Reactions to these pro-union sentiments were largely positive, though some questioned the validity of Schafer’s skit in particular, given that he’s the head of a non-unionised studio.
Many also pointed out the irony of Rockstar taking home the “best technology” award that night, sans any mention of the sometimes-gruelling work culture that made the company a poster child for problematic crunch last year.
Earlier today, video game union organisers Game Workers Unite offered to lend Schafer a hand.
“So,” GWU said on Twitter, “does this mean you’d support a Double Fine employees union or transitioning into a worker cooperative? We’d love to help.”
Comments
21 responses to “Unions Stole The Show At Last Night’s GDC Awards”
Yeah Union! So we’ll force publishers to charge more for games, hurting consumers.
See… the funny thing here is the assumption that publishers are “forced” to increase base price or “need” to make micro transactions/lootboxes/games as a service are all “forced”..
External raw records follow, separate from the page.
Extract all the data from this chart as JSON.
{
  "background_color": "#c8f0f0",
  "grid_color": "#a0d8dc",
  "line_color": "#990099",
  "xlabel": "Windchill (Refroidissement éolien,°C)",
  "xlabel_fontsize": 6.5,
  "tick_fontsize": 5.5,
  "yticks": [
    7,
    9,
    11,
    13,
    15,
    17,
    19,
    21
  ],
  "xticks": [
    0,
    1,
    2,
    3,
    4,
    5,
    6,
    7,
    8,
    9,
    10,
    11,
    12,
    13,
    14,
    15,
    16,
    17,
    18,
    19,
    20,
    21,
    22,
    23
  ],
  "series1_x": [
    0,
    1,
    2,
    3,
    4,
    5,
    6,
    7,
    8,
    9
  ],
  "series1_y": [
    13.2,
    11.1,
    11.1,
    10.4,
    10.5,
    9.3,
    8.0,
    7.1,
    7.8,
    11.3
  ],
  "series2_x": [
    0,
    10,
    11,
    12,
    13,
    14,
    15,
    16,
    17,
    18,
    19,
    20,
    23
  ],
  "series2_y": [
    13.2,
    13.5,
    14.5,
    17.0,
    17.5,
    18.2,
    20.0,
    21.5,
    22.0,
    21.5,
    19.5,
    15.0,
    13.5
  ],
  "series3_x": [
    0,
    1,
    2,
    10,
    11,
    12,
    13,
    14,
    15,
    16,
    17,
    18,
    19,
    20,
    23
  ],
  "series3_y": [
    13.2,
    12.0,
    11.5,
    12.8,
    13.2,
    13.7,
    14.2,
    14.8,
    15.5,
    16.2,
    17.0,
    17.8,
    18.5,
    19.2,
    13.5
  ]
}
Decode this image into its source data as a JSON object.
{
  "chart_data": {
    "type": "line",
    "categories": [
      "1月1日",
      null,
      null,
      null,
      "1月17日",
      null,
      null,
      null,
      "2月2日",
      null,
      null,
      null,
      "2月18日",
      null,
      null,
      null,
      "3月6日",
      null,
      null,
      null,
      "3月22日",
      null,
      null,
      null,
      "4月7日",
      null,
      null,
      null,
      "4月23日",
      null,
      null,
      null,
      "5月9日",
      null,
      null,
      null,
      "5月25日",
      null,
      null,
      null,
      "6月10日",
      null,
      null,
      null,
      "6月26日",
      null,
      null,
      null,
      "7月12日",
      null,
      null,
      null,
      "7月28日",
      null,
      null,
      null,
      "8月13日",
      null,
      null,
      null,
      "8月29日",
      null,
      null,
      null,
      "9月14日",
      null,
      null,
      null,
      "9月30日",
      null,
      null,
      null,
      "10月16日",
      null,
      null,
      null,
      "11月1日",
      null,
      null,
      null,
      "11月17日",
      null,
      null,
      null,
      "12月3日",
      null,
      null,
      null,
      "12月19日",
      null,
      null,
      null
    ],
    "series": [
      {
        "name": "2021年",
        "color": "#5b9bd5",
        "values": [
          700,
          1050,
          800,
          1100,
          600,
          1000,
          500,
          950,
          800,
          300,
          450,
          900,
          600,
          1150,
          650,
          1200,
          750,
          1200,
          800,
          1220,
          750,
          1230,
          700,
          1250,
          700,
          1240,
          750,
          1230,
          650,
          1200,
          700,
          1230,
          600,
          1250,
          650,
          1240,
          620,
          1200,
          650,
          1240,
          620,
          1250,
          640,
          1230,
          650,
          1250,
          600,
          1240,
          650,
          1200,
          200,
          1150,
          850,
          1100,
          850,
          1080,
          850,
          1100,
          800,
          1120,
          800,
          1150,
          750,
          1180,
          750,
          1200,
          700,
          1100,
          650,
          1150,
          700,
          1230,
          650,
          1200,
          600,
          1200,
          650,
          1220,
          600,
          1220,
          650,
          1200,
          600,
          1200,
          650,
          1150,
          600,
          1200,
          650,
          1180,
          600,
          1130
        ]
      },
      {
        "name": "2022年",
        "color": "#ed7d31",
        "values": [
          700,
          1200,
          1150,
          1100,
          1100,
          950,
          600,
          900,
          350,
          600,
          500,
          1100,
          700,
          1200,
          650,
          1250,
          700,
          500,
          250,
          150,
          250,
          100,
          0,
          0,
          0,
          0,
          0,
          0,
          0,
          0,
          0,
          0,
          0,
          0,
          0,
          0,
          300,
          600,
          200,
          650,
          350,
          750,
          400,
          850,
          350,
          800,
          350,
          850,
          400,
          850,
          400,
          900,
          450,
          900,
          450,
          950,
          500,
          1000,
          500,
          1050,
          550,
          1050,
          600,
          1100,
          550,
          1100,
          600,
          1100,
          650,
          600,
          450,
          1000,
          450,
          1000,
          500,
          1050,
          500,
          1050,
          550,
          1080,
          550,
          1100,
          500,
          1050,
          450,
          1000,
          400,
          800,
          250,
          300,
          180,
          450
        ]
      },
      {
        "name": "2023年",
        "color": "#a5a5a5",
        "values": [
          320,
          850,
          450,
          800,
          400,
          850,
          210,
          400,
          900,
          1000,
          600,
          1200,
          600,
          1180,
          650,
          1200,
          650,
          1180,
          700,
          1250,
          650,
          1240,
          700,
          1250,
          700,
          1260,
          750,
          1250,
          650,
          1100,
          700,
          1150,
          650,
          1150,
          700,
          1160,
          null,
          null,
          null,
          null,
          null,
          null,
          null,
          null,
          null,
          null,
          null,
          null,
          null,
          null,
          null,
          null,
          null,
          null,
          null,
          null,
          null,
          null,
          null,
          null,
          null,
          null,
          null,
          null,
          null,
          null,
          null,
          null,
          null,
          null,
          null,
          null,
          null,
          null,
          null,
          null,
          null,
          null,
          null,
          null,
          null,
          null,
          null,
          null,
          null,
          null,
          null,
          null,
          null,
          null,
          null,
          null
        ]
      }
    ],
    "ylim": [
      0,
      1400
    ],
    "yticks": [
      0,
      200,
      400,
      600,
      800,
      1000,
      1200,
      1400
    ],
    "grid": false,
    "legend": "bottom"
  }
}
Yup… they would tooootaaaallly make it reasonably priced if they could.. but yeah making excessive profit is somethimg forced on them! The poor sods!
So you’d rather theoretically cheaper games than a group of people have increased job security and workplace rights?
Cool. Cool cool cool.
im starting to think this is a troll account.
I doubt it. She has said she is American and does not like the US Kotaku community (which I can understand). I think she is just an example of your average Fox news viewer.
Maybe. If so, Maybe it will give @plygrim & @zombiejesus a refresher course on what an ACTUAL right winged person is like. 😛
Why do you feel the need to try and divide people? you can dislike one poster without then trying to tarnish a whole swath of other people no involved in this discussion.
It is ok for people to have varying opinions and beliefs, we don’t need to hate on people because of it.
I don’t dislike her as a person.
I dislike her opinions.
Learn the difference
Have you seen the crap Faux news shits out of its screens?
Damn straight. First it’s unions, next these Americans will want universal healthcare. Then it’s a full blow communist dictatorship!
People should be thankful they can’t afford healthcare and have to live on foodstamps because of unlivable wages!
Do you actually live on food stamps and have an ‘unlivable’ wage?
No. Because I live in a great country known as Australia where we have socialised healthcare that does not bankrupt you and fair wages. America does not have that
My only concern is that if unionization happens its done right and not mandatory to join it if you wish to work in the industry.
As when unions are done right the industry as a whole benefits, if done badly they become self serving and ultimately only the union leaders benefit at the expense of its members.